The people residing in the walls of Unity were practically sheep. Give them just enough to be content and they were more than willing to settle for less. The problem was that no one deserved less. Growing up poor was unfair to me, to the majority. While the council and the royal families got to sit in a castle eating the fanciest foods that even I could hardly pronounce. Many people including myself had to survive off the bare minimum of nothing but scraps.

I had to put a stop to this whole mess, with the monarchy, the war and the dragons once and for all and it all made sense.

Ivy was the key.

My wife, my pride and joy was going to help me overthrow the King.

My chest swells with this indescribable feeling when I think of my wife. So small yet so brave, I was glad to have been given a choice to have her as my wife.

I am jolted from my thoughts when my phone began to ring. Leon was calling and I debated on ignoring him, he was starting to get on my last fucking nerve.

I had specifically told him not to call me unless it was an absolute emergency.
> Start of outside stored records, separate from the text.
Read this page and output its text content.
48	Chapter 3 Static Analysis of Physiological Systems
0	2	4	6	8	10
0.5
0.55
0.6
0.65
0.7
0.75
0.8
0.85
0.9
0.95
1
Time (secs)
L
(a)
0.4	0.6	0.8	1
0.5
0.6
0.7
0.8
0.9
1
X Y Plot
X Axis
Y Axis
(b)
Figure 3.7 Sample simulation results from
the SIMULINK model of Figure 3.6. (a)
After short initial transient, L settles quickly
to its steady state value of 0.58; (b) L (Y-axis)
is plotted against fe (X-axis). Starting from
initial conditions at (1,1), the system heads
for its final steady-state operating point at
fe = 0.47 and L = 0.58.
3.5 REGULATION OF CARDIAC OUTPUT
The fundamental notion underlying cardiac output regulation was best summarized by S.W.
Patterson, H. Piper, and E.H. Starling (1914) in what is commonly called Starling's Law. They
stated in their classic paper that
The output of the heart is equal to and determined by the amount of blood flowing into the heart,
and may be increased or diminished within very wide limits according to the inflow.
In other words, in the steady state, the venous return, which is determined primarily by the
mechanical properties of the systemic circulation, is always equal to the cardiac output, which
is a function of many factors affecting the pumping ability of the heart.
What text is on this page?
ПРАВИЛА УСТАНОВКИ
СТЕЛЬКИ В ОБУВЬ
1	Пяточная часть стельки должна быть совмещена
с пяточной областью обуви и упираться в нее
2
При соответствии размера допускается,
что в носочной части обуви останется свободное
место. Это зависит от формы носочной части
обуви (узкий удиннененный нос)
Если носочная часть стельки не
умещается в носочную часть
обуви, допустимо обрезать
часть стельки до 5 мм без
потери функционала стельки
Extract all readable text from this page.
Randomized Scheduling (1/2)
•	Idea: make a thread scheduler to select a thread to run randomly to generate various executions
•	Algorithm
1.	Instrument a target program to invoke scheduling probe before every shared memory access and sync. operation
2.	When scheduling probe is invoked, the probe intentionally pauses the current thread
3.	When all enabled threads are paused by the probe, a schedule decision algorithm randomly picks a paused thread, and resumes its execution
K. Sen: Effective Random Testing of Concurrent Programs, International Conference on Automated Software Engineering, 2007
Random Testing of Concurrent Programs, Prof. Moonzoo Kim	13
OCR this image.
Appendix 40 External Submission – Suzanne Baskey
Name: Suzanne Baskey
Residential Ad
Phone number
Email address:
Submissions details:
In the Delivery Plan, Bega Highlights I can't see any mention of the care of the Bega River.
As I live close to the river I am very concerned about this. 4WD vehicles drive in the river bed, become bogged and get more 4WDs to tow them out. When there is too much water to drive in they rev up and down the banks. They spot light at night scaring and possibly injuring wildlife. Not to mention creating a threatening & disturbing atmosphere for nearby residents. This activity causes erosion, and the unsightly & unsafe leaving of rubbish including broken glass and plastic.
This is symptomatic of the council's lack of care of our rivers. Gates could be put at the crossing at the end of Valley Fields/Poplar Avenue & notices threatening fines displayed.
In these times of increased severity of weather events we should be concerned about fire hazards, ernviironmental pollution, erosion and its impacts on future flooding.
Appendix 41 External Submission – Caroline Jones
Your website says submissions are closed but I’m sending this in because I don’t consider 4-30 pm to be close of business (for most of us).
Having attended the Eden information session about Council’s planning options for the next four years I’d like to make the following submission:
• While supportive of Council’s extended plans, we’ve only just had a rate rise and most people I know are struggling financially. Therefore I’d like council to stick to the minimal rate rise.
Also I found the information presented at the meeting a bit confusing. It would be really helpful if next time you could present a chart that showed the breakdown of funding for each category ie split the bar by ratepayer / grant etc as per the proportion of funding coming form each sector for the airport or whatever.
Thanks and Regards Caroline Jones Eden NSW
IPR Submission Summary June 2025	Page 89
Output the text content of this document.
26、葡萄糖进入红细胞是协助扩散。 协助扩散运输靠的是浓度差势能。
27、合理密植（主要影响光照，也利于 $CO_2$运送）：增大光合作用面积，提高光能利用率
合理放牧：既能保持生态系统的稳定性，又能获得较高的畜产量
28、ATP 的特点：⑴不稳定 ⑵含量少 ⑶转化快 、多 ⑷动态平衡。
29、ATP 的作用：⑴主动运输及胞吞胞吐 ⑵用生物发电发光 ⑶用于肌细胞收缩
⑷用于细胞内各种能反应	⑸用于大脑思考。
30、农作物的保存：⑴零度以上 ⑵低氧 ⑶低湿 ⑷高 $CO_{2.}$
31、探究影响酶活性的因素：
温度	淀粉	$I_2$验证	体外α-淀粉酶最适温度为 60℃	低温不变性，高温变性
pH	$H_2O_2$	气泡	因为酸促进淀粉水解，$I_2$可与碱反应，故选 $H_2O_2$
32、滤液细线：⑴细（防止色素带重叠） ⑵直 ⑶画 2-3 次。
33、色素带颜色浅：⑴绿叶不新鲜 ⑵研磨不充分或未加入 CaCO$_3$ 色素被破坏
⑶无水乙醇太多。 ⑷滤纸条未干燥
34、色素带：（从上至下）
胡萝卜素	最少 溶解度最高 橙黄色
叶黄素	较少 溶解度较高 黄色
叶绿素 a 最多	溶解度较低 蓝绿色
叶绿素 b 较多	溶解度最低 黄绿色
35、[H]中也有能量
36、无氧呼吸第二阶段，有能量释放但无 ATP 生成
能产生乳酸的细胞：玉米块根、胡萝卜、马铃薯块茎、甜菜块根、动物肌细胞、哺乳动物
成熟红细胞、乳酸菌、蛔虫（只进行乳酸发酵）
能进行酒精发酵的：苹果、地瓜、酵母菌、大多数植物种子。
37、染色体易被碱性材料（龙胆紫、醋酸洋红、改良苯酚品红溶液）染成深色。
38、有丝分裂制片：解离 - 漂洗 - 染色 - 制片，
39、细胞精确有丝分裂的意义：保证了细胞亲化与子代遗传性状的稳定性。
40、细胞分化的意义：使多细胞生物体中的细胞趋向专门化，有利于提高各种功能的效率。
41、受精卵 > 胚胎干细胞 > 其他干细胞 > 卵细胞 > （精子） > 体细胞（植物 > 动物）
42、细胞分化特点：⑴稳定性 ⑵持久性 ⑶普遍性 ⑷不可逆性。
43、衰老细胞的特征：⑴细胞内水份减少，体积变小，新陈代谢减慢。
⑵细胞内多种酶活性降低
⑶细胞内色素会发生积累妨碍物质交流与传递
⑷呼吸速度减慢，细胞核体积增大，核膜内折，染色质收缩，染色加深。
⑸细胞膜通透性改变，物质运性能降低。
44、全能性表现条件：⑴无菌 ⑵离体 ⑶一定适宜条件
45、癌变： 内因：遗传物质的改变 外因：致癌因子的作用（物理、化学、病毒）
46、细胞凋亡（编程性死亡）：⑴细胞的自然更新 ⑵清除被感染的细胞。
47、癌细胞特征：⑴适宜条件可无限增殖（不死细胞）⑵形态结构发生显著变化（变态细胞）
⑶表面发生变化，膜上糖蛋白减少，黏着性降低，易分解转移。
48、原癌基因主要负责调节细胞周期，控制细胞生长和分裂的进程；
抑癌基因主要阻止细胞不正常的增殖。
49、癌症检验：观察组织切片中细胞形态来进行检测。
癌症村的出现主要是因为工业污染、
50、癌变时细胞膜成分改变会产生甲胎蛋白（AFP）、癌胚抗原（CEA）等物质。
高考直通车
No, instead he called me for the most absolutely dumbest shit possible. I could write a fucking thirty page essay of everything he called me about. I didn't even want to think about it because at this point I was sure to burst a fucking blood vessel if I did.

I stare at his name flashing across my screen. I swore to God that if was he calling me for no reason I was going to choke the shit out of him.

I swipe right and hold the phone between my ear and shoulder sliding my leather jacket back on. It was like the heat in the car could hardly fight against the cold winds that accompanied the cooling rain.